Article proposé par Exponaute
Pour suivre le cheminement de l’existence d’Alfred Sisley (1839–1899), il suffit de jeter un œil à ses toiles. Alors, nous suivons à la trace et avec un plaisir indicible les pérégrinations de l’artiste qui puise ses racines du côté d’Albion : la banlieue parisienne, la campagne de Hampton Court, les champs de Bougival, les pavés de Marly-le-Roi, le calme de Moret-sur-Loing. Tous ces lieux de villégiature, de part et d’autre de la Manche, ont cependant un point commun : leurs paysages préservés ou à peine modelés par le monde paysan.
Doté d’une sensibilité exacerbée, Alfred Sisley ne pouvait que logiquement se tourner vers les hautes sphères de l’art, délaissant bien rapidement le commerce florissant de textile auquel le destinait initialement son père. Le jeune artiste ne tarda pas à s’en convaincre : il n’était pas fait pour compter les pièces sonnantes et trébuchantes, ni donner des ordres à des ouvriers. Il ne se sentait à l’aise qu’au beau milieu du spectacle infini et prodigue de la nature.
Avec ses compères artistes Monet, Pissarro, Renoir et Bazille, Alfred Sisley fait partie de la Pléiade du mouvement impressionniste, inspiré comme il l’était par l’influente école de Barbizon, au sein de laquelle brillèrent tout particulièrement Corot Millet. Alors, dans les traces de ces prestigieux prédécesseurs, Sisley exécuta ses premières peintures à l’huile aux abords de la forêt de Fontainebleau, poursuivant leur œuvre de définition des codes de la peinture de paysage.
Touche légère, fugacité d’une variation d’atmosphère saisie pour l’éternité, ombres noires, bleutées, ou mauves selon la luminosité d’un instant et toujours, clé de lecture du mouvement Impressionniste : cette rapidité d’exécution exigée par la peinture sur le motif. Une fois le chevalet planté au milieu de la forêt ou dressé sur une colline surplombant la vallée de la Seine, il convient de voir vite, reproduire rapidement, jeter sa sensibilité par cette fenêtre vierge qu’on appelle toile.
Un nuage léger ne s’attarde que quelques minutes devant l’éclat d’un soleil estival, il s’agit alors ne de pas perdre de temps. Et ce même temps s’écoule pourtant lentement, si lentement, entre les murs de cette nouvelle exposition temporaire de l’Hôtel de Caumont, à Aix en Provence.
Deux éléments, presque obsédants, innervent le travail pictural d’Alfred Sisley : l’eau et le ciel. La première joue volontiers le rôle de miroir du second. Aux abords de la ville de Bougival baignée par la Seine, sous les ponts modernes de la Révolution Industrielle de Hampton Court, aux abords de l’ancien abreuvoir de Marly-le-Roi, Sisley peignait d’abord, immanquablement, les ciels et leurs couleurs chamarrées.
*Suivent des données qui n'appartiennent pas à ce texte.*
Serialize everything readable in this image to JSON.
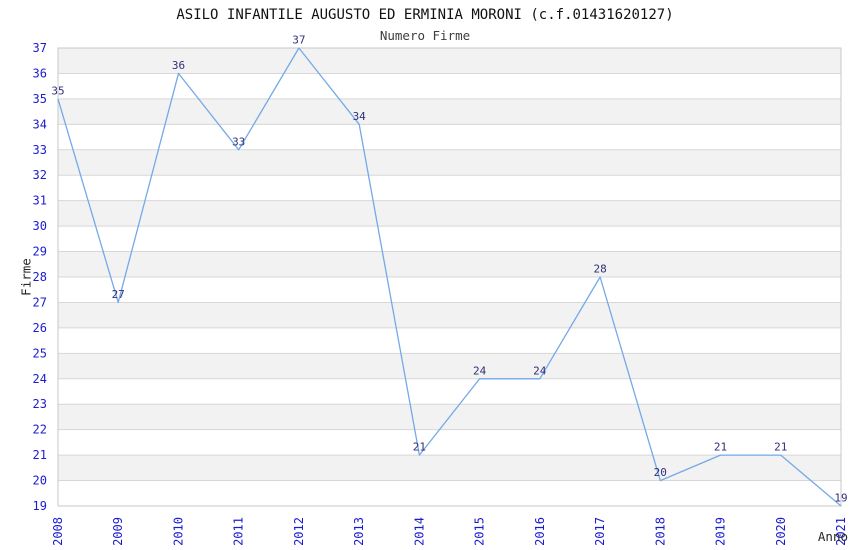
{
  "chart_data": {
    "type": "line",
    "title": "ASILO INFANTILE AUGUSTO ED ERMINIA MORONI (c.f.01431620127)",
    "subtitle": "Numero Firme",
    "xlabel": "Anno",
    "ylabel": "Firme",
    "categories": [
      "2008",
      "2009",
      "2010",
      "2011",
      "2012",
      "2013",
      "2014",
      "2015",
      "2016",
      "2017",
      "2018",
      "2019",
      "2020",
      "2021"
    ],
    "values": [
      35,
      27,
      36,
      33,
      37,
      34,
      21,
      24,
      24,
      28,
      20,
      21,
      21,
      19
    ],
    "ylim": [
      19,
      37
    ],
    "ytick_step": 1,
    "grid": true,
    "legend": "none",
    "banded_background": true,
    "data_labels_shown": true,
    "xtick_rotation_deg": 90,
    "colors": {
      "line": "#74a9e8",
      "tick_label": "#1b1bd0",
      "data_label": "#30307c",
      "band": "#f2f2f2",
      "grid_line": "#d7d7d7",
      "border": "#c8c8c8",
      "title": "#111111",
      "subtitle": "#3c3c3c",
      "axis_label": "#262626",
      "background": "#ffffff"
    }
  }
}
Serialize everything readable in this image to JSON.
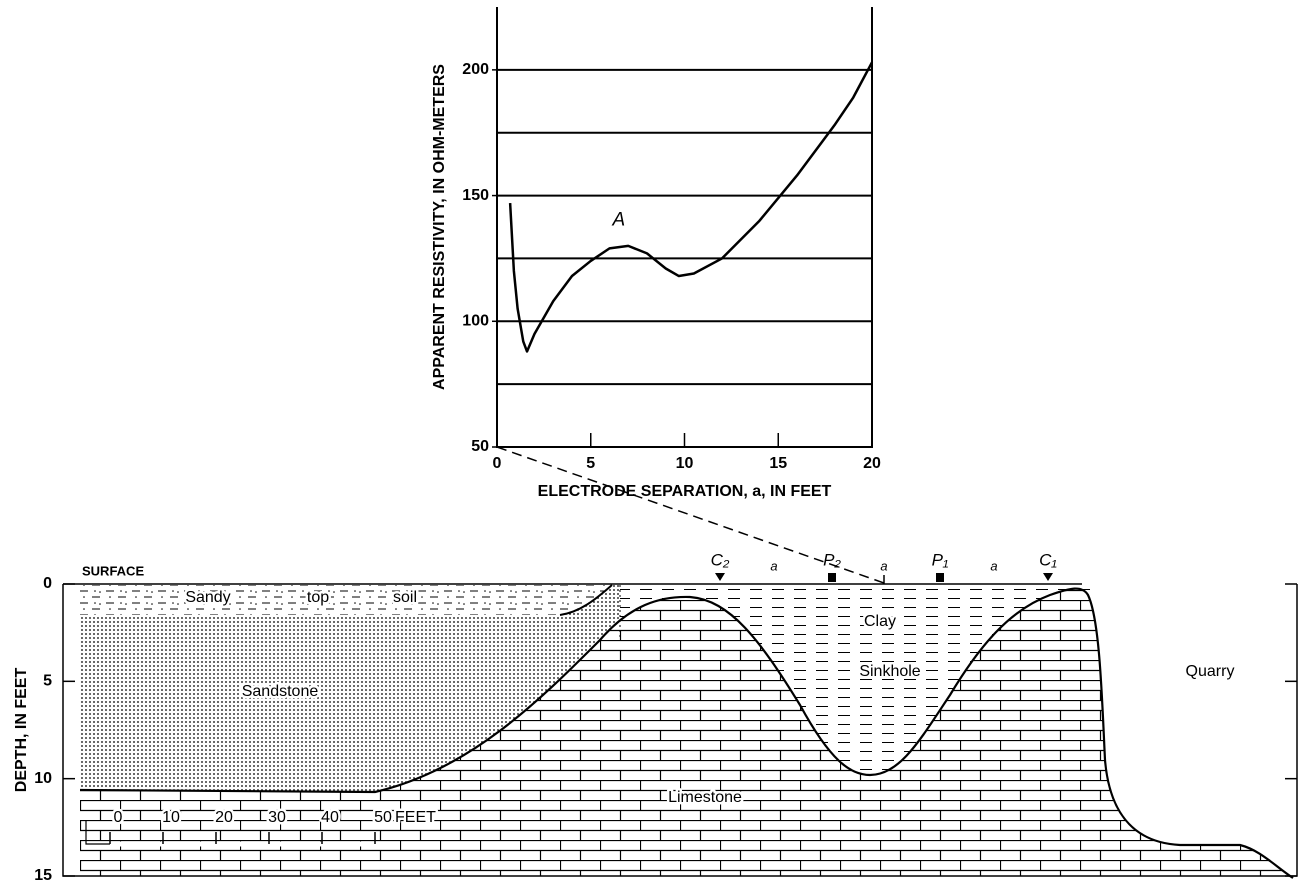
{
  "chart_data": [
    {
      "type": "line",
      "x": [
        0.7,
        0.9,
        1.1,
        1.4,
        1.6,
        2,
        3,
        4,
        5,
        6,
        7,
        8,
        9,
        9.7,
        10.5,
        12,
        14,
        16,
        18,
        19,
        20
      ],
      "values": [
        147,
        120,
        105,
        92,
        88,
        95,
        108,
        118,
        124,
        129,
        130,
        127,
        121,
        118,
        119,
        125,
        140,
        158,
        178,
        189,
        203
      ],
      "color": "#000000",
      "xlim": [
        0,
        20
      ],
      "ylim": [
        50,
        225
      ],
      "xticks": [
        0,
        5,
        10,
        15,
        20
      ],
      "yticks": [
        50,
        100,
        150,
        200
      ],
      "grid_yticks": [
        75,
        100,
        125,
        150,
        175,
        200
      ],
      "grid": true,
      "x_label": "ELECTRODE SEPARATION, a, IN FEET",
      "y_label": "APPARENT RESISTIVITY, IN OHM-METERS",
      "annotation": {
        "text": "A",
        "x": 6.5,
        "y": 140
      }
    },
    {
      "type": "cross-section",
      "y_label": "DEPTH, IN FEET",
      "ylim": [
        0,
        15
      ],
      "yticks": [
        0,
        5,
        10,
        15
      ],
      "surface_label": "SURFACE",
      "layers": [
        "Sandy",
        "top",
        "soil",
        "Sandstone",
        "Limestone",
        "Clay",
        "Sinkhole",
        "Quarry"
      ],
      "electrodes": [
        "C₂",
        "P₂",
        "P₁",
        "C₁"
      ],
      "spacing_labels": [
        "a",
        "a",
        "a"
      ],
      "scale_ticks": [
        0,
        10,
        20,
        30,
        40,
        50
      ],
      "scale_unit": "FEET"
    }
  ]
}
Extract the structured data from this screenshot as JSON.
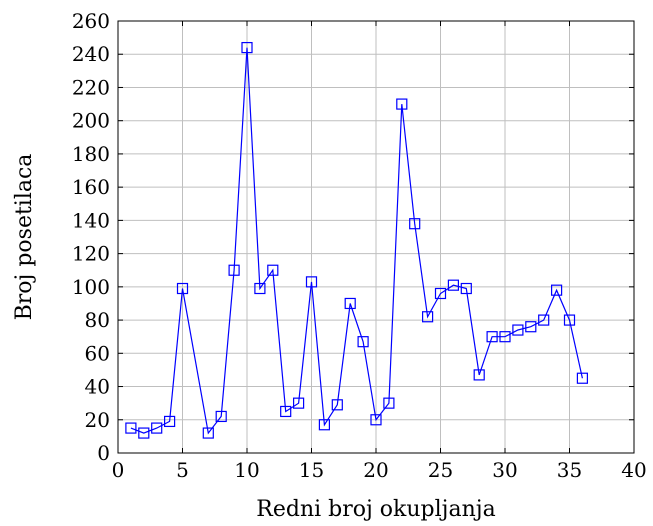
{
  "chart_data": {
    "type": "line",
    "title": "",
    "xlabel": "Redni broj okupljanja",
    "ylabel": "Broj posetilaca",
    "xlim": [
      0,
      40
    ],
    "ylim": [
      0,
      260
    ],
    "xticks": [
      0,
      5,
      10,
      15,
      20,
      25,
      30,
      35,
      40
    ],
    "yticks": [
      0,
      20,
      40,
      60,
      80,
      100,
      120,
      140,
      160,
      180,
      200,
      220,
      240,
      260
    ],
    "grid": true,
    "legend": "none",
    "series": [
      {
        "color": "#0000ff",
        "marker": "square",
        "x": [
          1,
          2,
          3,
          4,
          5,
          7,
          8,
          9,
          10,
          11,
          12,
          13,
          14,
          15,
          16,
          17,
          18,
          19,
          20,
          21,
          22,
          23,
          24,
          25,
          26,
          27,
          28,
          29,
          30,
          31,
          32,
          33,
          34,
          35,
          36
        ],
        "y": [
          15,
          12,
          15,
          19,
          99,
          12,
          22,
          110,
          244,
          99,
          110,
          25,
          30,
          103,
          17,
          29,
          90,
          67,
          20,
          30,
          210,
          138,
          82,
          96,
          101,
          99,
          47,
          70,
          70,
          74,
          76,
          80,
          98,
          80,
          45
        ]
      }
    ]
  }
}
Puis, il se tournait vers le monde aqueux, sur la façon dont le miroir à la surface légèrement troublé par une brise printanière reflète les humeurs du firmament. Des hommes, aucune trace. Ou si peu ! Pauvres silhouettes esquissées d’un bout de pinceau timide, des taches courbées sous la pluie comme sur une estampe de Kuniyoshi, des ombres qui se mêlent à celles, longues et tremblantes, projetées par les arbres sur une allée en bord de fleuve.
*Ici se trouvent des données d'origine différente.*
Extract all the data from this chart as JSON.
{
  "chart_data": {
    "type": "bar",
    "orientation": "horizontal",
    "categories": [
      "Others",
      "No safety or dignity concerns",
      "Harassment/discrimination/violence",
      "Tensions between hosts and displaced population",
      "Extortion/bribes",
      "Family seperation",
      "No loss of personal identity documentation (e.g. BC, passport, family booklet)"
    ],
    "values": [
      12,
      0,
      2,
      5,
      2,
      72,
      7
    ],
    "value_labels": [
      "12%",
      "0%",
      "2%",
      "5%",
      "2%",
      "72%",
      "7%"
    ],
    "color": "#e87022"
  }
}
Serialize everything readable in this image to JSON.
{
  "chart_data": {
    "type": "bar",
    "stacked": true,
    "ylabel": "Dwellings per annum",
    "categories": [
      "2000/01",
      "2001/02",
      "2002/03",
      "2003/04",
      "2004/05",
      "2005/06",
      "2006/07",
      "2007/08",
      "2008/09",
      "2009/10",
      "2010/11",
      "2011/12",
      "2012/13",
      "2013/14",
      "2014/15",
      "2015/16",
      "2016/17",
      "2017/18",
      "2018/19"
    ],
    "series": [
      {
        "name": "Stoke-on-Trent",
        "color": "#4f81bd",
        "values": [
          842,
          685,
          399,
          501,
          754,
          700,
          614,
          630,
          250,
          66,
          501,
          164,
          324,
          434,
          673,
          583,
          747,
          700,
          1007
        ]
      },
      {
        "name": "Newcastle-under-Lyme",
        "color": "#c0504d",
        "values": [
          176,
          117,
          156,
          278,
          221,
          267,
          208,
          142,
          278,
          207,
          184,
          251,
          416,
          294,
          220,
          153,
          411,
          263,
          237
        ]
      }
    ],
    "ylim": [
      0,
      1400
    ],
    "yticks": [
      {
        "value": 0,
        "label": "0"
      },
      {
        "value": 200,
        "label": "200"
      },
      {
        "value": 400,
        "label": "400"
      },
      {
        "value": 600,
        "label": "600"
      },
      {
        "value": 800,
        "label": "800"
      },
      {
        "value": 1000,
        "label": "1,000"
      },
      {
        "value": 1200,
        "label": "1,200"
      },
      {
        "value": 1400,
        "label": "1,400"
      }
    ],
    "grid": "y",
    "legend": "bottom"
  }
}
Ce ne sont pas les hommes, ni leurs constructions, qui intéressent Sisley. Tout au plus se livra-t-il à un exercice similaire à Claude Monet face à la cathédrale de Rouen : l’impressionniste exécuta une série de toiles consacrée à Notre-Dame de Moret-sur-Loing, retiré des foules et l’âge arrivant, toujours plus admirateur de la lumière fugitive, de la couleur insaisissable, de la beauté indicible. Mais inlassablement, jusqu’au bout, avant que ne l’emporte un cancer foudroyant, Sisley revint au paysage, châsse des émerveillements qu’il rechercha inlassablement pour tenter de les apposer sur une toile.